To show liberality towards friends, or the community as a whole, one could cook a special meal or work extra hard in constructing a desperately needed home. In truth, we tend to ascribe virtue to those who donate their labor rather than their wealth. A rich woman may donate millions of dollars to charity, and from a utilitarian perspective help many more people with her largesse, but we ascribe the greater virtue to the woman who spends a summer in Haiti reconstructing homes after a devastating earthquake. Again, the logic is comparable to Christ's parable of the widow's two mites.

I should like to conclude very briefly that Aristotle did not believe in the modern-liberal notion of inviolable, private property rights. The community always has an interest in private affairs, and must insure that the common good is being secured. Aristotle thus wrote:
"[S]ince we advocate not common ownership of land, as some have done, but community in it brought about in a friendly way by the use of it, and we hold that no citizen should be ill supplied with the means of subsistence. As to common meals, all agree that this is an institution advantageous for well-organized states to possess; our own reasons for sharing this view we will state later" (Politics, Bk. VII).

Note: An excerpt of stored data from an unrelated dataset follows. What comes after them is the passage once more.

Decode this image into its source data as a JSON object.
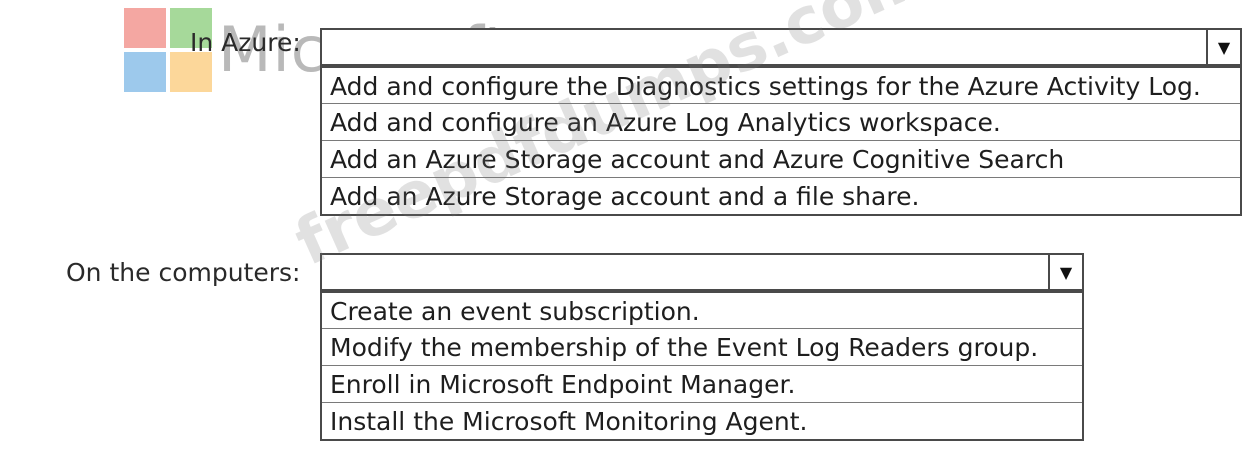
{
  "logo": {
    "text": "Microsoft"
  },
  "watermark": {
    "text": "freepdfdumps.com"
  },
  "azure": {
    "label": "In Azure:",
    "selected": "",
    "options": [
      "Add and configure the Diagnostics settings for the Azure Activity Log.",
      "Add and configure an Azure Log Analytics workspace.",
      "Add an Azure Storage account and Azure Cognitive Search",
      "Add an Azure Storage account and a file share."
    ]
  },
  "computers": {
    "label": "On the computers:",
    "selected": "",
    "options": [
      "Create an event subscription.",
      "Modify the membership of the Event Log Readers group.",
      "Enroll in Microsoft Endpoint Manager.",
      "Install the Microsoft Monitoring Agent."
    ]
  },
  "icons": {
    "dropdown_arrow": "▼"
  }
}
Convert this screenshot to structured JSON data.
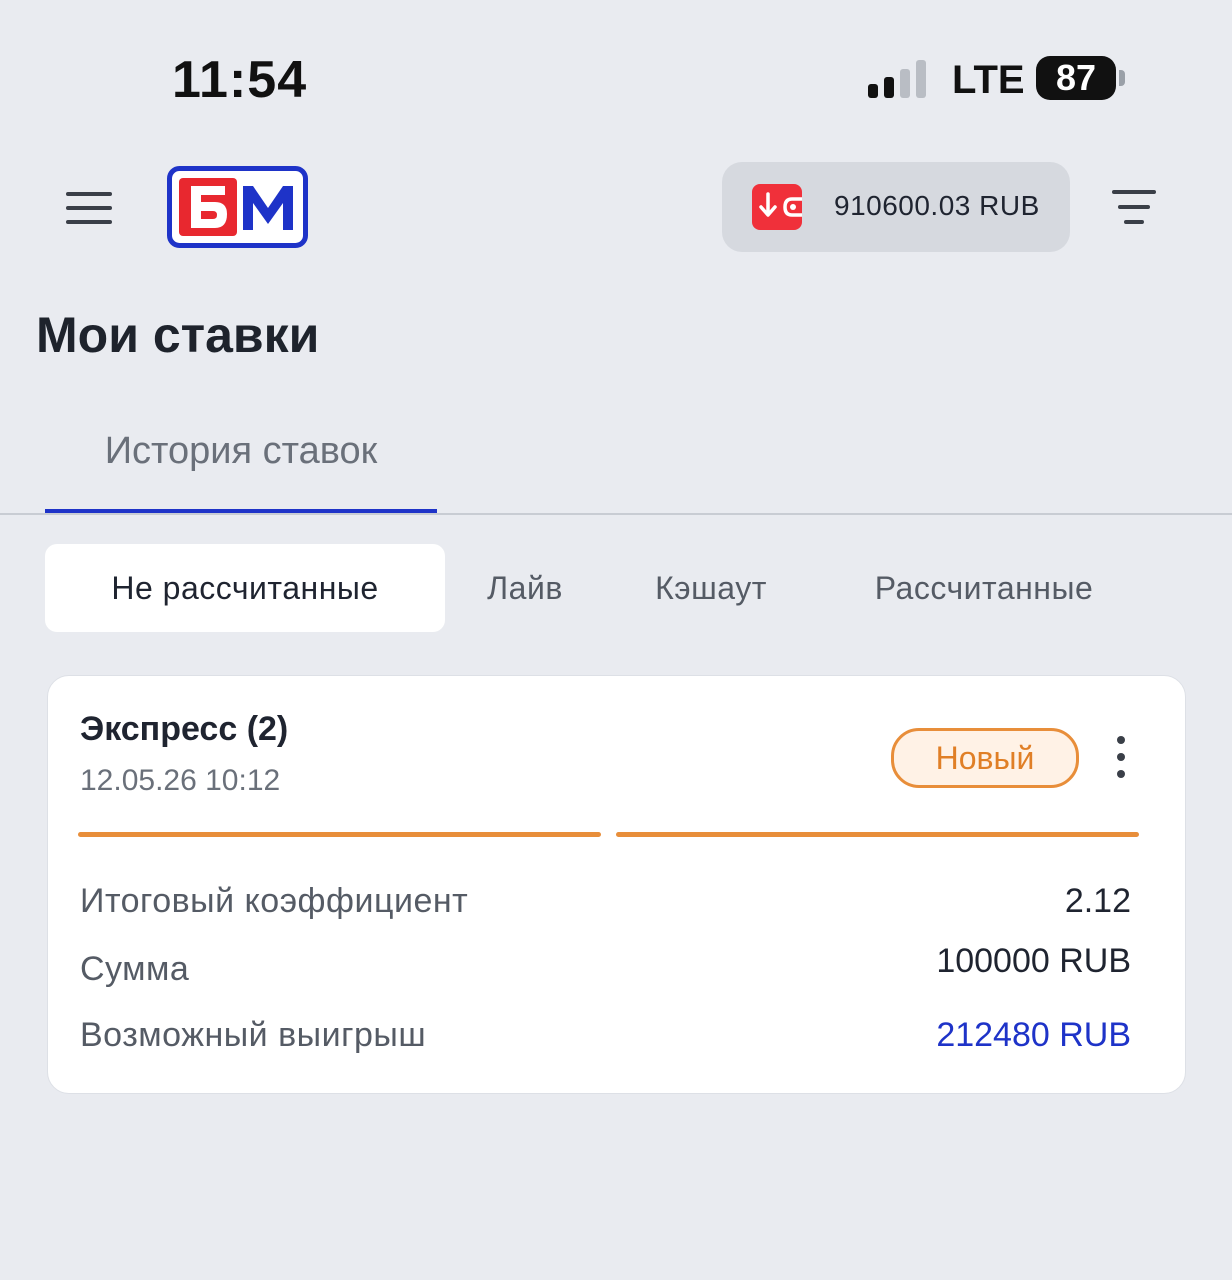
{
  "status_bar": {
    "time": "11:54",
    "network": "LTE",
    "battery": "87"
  },
  "header": {
    "logo": "БМ",
    "balance": "910600.03 RUB"
  },
  "page": {
    "title": "Мои ставки"
  },
  "tabs": {
    "history_label": "История ставок"
  },
  "filters": [
    {
      "label": "Не рассчитанные",
      "active": true
    },
    {
      "label": "Лайв",
      "active": false
    },
    {
      "label": "Кэшаут",
      "active": false
    },
    {
      "label": "Рассчитанные",
      "active": false
    }
  ],
  "bet": {
    "title": "Экспресс (2)",
    "date": "12.05.26 10:12",
    "status": "Новый",
    "rows": [
      {
        "label": "Итоговый коэффициент",
        "value": "2.12"
      },
      {
        "label": "Сумма",
        "value": "100000 RUB"
      },
      {
        "label": "Возможный выигрыш",
        "value": "212480 RUB"
      }
    ]
  },
  "colors": {
    "accent_blue": "#1e33c8",
    "status_orange": "#e88e3a",
    "logo_red": "#e8282f",
    "wallet_red": "#f0303a",
    "background": "#e9ebf0"
  },
  "icons": {
    "menu": "hamburger-icon",
    "wallet": "wallet-deposit-icon",
    "filter": "filter-icon",
    "more": "kebab-icon"
  }
}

Therefore, Aristotle's critique of common appropriation should never be mistaken for a defense of the liberal notion of private property. Aristotle even declared that private property should be shared with one's friends and that travelers should have access to the use of private resources. In a word, private property is contingent on other-regarding behavior. The exclusionary-egotism of liberal private property revolts against the whole of Aristotelian philosophy.